The standard practice is that we can hardly claim a majority of the population becomes the thief in our society, in the same way, wholesome and right decisions are almost surely made for the community.
Yet it is no longer the case with ICO; ICO could potentially demolish the ecosystem in the society & in the community. You might come up with the question “Why OmiseGO is associated with ICO then? We consider ICO as a revolutionary method to raise funds in the next generation and it has an unbelievable potential unless we mistake the method of investment.
Therefore, OmiseGO conducts ICO. In the meanwhile, we are aware of some points.
- Ensure many participants can participate.
- Raise funds only we need.
- “Giving without expectation in return” mindset.
- Always stay close to the community (pre & post ICO as well)
We came to the conclusion with these elements in accordance with the active discussions in Slack, Twitter, Reddit, and so on. On the basis of the above, we have been updating our ICO, including a shift form Public ICO to Private ICO.
It is quite possible to raise xx M USD in 30 seconds from a viewpoint of a demand in the current market if we release the address to the public. Still, we cannot leave the theory “rich grow richer” in this manner. Therefore, we decided to take an opposite direction, departing from a conventional wisdom in terms of the ICO. Of course, we neither treat our approach as consensus -gaining among all, nor wish that will happen. However, after all things considered with a decent amount of time we spent on the discussion on how to wholesomely sustain the ecosystem, we arrived at such conclusion.
A method of ICO will keep progressing and come into common. It is not surprising that a government will engage into ICO one day. Yet until then, testifying whether ICO is a better solution over the conventional methods in terms of the fund raising will ultimately affect our society in the future. Moreover, it is essential for a new society of the cryptocurrencies too.
We don’t mean to mention their names, but if you are the member of the society, you should keep in mind that disruption only occurs in a state with “already-developed”, not with “under developed.” We are meant to raise the standard in order to develop an ecosystem by coexisting and less conflicting each other. Harmonization is the key success factor. Personally, I am not very pleased with the ICO that seemingly intends to raise a mint of money in one year or money with no upper limit because it might corrupt the ecosystem.

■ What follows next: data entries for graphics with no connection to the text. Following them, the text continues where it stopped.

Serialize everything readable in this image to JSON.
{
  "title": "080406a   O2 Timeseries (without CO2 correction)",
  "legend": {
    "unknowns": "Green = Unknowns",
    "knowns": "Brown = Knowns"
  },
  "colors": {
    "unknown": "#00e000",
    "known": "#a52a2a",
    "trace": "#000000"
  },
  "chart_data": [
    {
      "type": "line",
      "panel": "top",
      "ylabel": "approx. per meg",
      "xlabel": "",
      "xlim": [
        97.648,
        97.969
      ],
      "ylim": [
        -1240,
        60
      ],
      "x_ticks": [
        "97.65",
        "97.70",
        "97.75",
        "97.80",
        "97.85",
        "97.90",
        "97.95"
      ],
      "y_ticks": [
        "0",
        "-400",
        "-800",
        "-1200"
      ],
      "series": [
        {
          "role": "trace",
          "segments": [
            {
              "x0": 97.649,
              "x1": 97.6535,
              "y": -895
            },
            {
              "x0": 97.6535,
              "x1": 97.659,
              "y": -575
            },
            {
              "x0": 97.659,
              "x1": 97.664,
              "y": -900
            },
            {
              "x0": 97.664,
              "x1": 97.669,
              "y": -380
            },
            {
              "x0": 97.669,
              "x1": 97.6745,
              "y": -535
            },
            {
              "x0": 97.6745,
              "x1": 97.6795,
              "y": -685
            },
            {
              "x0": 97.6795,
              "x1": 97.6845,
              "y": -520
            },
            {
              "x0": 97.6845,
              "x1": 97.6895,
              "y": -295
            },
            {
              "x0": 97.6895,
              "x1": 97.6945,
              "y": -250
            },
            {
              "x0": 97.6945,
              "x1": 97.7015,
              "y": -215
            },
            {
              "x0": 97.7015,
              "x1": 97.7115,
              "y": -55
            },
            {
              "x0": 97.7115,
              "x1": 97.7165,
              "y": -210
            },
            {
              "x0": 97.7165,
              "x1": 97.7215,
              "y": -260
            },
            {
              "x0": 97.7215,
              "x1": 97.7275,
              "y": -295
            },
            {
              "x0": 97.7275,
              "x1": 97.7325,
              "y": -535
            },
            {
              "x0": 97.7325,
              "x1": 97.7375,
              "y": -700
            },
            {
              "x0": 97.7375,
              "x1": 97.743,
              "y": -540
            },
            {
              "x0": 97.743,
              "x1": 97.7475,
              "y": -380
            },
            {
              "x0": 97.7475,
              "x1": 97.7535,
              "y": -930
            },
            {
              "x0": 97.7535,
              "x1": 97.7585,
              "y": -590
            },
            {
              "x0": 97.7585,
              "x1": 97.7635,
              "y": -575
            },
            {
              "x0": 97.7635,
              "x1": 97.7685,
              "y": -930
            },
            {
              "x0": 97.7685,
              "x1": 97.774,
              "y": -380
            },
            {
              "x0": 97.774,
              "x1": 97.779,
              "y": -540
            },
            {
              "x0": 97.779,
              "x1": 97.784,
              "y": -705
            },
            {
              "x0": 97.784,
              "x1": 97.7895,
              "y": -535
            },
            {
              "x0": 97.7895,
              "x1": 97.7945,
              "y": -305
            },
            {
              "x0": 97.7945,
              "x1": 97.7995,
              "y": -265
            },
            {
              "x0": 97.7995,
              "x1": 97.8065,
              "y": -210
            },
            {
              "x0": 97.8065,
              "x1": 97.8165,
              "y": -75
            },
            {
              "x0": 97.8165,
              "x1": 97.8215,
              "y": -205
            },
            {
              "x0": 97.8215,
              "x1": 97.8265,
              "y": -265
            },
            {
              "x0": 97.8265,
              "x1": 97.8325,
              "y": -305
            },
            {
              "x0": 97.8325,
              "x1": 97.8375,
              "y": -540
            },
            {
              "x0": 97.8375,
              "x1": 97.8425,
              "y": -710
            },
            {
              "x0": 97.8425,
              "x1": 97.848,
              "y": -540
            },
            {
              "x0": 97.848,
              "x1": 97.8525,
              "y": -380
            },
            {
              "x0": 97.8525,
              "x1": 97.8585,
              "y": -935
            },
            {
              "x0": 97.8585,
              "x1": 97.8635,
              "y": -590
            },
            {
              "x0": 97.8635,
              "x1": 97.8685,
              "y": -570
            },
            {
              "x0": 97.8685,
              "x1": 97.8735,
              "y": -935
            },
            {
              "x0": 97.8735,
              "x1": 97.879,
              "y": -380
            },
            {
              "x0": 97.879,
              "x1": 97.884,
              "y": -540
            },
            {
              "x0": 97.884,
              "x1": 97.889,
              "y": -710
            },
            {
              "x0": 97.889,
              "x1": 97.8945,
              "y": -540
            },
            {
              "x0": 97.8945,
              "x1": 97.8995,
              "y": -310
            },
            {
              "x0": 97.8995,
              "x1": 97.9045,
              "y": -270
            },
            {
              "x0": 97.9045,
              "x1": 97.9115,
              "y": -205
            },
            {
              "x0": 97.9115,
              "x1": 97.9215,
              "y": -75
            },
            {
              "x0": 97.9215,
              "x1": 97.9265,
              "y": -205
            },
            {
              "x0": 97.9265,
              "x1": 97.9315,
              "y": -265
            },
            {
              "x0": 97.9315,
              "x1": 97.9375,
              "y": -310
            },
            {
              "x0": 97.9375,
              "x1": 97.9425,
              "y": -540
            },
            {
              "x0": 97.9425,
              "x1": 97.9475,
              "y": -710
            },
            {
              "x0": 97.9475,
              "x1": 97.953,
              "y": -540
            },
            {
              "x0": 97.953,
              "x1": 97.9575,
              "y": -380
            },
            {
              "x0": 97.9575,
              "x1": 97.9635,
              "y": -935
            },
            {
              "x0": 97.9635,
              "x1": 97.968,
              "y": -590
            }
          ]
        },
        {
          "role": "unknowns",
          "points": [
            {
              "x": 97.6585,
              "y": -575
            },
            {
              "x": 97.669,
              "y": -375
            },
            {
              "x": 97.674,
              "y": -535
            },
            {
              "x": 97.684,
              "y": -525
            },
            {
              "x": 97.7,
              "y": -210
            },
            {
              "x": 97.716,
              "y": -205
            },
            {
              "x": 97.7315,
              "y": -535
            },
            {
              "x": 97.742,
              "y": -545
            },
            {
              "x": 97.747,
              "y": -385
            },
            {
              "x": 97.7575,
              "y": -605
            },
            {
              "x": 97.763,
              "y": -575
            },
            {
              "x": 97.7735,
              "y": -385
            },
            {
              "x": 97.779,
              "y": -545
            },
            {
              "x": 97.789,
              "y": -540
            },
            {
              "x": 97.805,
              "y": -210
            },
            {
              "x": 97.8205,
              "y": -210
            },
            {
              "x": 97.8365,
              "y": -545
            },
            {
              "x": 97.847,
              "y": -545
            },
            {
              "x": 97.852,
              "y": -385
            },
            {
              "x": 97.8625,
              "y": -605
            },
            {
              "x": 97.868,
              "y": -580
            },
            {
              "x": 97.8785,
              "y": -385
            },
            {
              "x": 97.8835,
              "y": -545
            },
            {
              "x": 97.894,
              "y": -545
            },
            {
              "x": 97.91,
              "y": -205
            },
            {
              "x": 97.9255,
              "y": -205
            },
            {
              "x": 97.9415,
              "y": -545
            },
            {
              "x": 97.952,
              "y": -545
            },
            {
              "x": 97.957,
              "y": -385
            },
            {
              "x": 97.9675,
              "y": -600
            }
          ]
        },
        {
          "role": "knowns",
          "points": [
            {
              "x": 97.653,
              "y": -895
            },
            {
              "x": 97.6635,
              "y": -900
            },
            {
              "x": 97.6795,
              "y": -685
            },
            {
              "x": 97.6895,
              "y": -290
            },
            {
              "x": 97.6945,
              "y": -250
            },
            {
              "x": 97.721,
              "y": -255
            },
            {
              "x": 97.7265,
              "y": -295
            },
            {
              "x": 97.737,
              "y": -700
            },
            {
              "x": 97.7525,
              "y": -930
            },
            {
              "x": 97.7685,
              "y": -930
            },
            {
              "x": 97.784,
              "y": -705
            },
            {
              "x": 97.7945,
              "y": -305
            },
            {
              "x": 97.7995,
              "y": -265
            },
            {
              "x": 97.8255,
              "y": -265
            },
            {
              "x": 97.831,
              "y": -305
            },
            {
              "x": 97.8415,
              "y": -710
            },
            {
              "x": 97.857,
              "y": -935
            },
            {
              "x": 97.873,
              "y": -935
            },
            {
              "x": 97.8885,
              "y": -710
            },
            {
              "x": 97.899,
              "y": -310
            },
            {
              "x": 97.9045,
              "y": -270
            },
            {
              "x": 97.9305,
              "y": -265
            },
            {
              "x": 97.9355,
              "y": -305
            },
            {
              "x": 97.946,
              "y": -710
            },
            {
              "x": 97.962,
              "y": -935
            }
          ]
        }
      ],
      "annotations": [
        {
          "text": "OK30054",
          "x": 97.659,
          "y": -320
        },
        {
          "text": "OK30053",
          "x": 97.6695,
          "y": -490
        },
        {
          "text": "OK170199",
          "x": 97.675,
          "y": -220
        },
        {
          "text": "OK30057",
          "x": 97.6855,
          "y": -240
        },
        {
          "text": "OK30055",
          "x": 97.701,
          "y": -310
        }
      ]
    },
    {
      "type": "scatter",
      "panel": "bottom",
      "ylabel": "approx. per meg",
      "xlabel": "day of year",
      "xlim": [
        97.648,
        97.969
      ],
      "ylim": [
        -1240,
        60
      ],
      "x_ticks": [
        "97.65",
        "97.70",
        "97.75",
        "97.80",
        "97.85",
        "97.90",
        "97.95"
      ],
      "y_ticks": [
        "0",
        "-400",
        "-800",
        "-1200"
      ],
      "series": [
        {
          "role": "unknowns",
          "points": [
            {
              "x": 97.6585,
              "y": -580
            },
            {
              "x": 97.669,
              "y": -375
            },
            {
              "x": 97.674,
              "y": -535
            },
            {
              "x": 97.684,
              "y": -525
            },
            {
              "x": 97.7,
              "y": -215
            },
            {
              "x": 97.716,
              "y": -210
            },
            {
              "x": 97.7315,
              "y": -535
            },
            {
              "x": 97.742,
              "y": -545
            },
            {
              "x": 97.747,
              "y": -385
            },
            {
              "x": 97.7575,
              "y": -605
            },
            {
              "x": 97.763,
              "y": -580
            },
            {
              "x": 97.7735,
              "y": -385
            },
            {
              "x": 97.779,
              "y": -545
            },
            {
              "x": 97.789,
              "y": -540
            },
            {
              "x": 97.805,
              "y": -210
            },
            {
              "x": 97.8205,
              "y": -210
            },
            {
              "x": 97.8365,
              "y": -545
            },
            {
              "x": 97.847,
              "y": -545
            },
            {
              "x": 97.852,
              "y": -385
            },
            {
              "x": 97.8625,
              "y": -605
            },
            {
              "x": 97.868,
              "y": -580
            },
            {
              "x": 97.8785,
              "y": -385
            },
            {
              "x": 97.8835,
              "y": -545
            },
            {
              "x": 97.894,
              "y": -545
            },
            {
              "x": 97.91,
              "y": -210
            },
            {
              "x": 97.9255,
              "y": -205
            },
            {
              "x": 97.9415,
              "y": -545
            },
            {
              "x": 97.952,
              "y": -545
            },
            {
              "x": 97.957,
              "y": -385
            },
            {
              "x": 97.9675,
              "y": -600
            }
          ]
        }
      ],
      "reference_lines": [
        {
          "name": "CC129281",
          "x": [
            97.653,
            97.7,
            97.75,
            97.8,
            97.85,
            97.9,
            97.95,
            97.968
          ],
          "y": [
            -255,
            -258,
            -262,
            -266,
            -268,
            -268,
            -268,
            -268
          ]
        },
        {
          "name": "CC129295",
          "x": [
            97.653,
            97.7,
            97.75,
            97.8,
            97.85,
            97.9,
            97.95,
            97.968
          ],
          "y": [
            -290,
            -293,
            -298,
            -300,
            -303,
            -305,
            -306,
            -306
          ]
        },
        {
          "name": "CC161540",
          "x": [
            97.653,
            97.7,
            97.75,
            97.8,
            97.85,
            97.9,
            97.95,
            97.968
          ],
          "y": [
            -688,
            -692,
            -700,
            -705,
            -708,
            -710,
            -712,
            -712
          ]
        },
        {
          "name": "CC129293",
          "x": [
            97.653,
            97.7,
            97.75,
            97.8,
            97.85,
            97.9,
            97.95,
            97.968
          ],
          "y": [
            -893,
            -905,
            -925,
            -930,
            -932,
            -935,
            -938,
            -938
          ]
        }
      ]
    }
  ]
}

(I do not deny the projects. All projects seem interesting and splendid.)
Ecosystem by OmiseGO
OmiseGO has set a goal: Online payment for everyone. Throughout our experience as a business operator in the past two and a half years allows us to explore pain points of customers and infrastructure providers. In order to solve their problems, we kept running full speed. And then we realized that in order to achieve our goal in a true sense, we are in charge of building our ideal ecosystem. Some may say our proposals are quite unrealistic and other giant corporations with sufficient financial resource will eventually take actions instead.
But what is the most important is how fast to put it into practice. It is certainly possible that only we cannot achieve that. But as stated above, if we work together in the society in full harmony, our idea is more likely to become reality.
Omise boosts to our full speed ahead in a true sense. Omise payment continues to provide business and individual customers an acceptance that can receive values. OmiseGO constructs a network as it will serve as a useful venue for exchanging values.
And above all, we are looking forward to making a more exciting announcement in Q3/2017.